Abstract:
L’aspect psychanalytique de l’écriture romanesque chez Pascal Quignard a été signalé à maintes reprises par les critiques littéraires. Le Salon du Wurtemberg qui bénéficie plus que les autres romans quignardiens d’une ample élaboration romanesque, pourrait bien illustrer cette «fictionalisation de la cure psychanalytique» chez cet écrivain. Le narrateur de ce roman se retourne comme malgré lui vers un passé obsessionnel qu’il espère conjurer par l’écriture. La présente étude se propose d’analyser, en recourant à la narratologie, les techniques narratives mises en oeuvre par le narrateur quignardien, ainsi que l’adaptation de ces dernières à l’objectif du narrateur qui est de faire cesser le retour interminable d’un passé traumatique. Selon Freud, l’abréaction du refoulé exige la «réconciliation» de l’analysé avec ses souvenirs traumatiques. L’étude du mode narratif du Salon du Wurtemberg nous permettra de préciser le degré de cette réconciliation chez le narrateur. En effet, portant sur la manière de représentation du monde romanesque, le mode narratif détermine la distance à laquelle se tient le narrateur par rapport à ce qu’il raconte.

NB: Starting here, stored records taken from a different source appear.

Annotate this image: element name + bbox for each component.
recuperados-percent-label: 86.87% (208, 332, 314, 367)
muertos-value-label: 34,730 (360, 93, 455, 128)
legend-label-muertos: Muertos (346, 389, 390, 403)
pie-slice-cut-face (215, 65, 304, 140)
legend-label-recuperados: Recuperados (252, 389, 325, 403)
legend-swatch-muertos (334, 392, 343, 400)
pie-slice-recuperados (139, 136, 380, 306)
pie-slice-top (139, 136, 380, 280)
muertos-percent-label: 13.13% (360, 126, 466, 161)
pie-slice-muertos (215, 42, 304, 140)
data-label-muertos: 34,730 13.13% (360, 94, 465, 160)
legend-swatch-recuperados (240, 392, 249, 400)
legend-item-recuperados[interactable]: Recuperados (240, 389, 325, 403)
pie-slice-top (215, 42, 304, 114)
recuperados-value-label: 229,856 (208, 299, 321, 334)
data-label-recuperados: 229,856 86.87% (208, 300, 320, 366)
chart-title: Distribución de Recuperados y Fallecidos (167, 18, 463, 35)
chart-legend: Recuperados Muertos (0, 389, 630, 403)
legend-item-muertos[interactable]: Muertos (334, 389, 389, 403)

Ainsi, par l’étude du mode narratif, nous serons en mesure de préciser si le narrateur a réussi à évoquer entièrement et sans détours ses souvenirs obsédants.
Machine summary:
La présente étude se propose d’analyser, en recou rant à la narratologie, les techniques narratives mises en œuvre par le narrateur quignardien, ainsi que l’adaptation de ces dernières à l’objectif du narrateur qui est de faire cesser le retour interminable d’un passé traumatique.
Etant donné que l’histoire racontée par le narrateur quignardien porte sur son passé traumatique, l’étude des modalités de représentation de cette histoire révélera la nature de son rapport avec ses souvenirs refoulés.
En répondant à la question de Jean-Pierre Salgas qui l’interroge sur sa position par rapport à l’œuvre de Marcel Proust et à celle de George Perec, Quignard affirme que dans sa quête du passé il est influencé plutôt par Perec car il met en valeur la perte et l’oubli contre toute possibilité d’établir la vérité: «Perec, je le vénère pour son silence, sa façon d'enfouir le secret et de le laisser affleurer, de s'adresser au trou vide de son enfance et de ne pas ciller des yeux.
Pour répondre à ces questions, il faut étudier le rapport qu’entretient le narrateur avec le monde romanesque (qui est dans le cas présent son passé refoulé dont il fait le récit) afin d’examiner si le narrateur cherche encore à esquiver son passé ou s’il permet à cela de se manifester totalement.
L’étude des choix effectués dans ces deux domaines, dans Le Salon du Wurtemberg, nous permet de constater si le narrateur arrive enfin à surmonter la résistance qu’il éprouve à évoquer son passé traumatique (qui est l’objet de sa perception) et à le représenter ouvertement et sans aucune censure.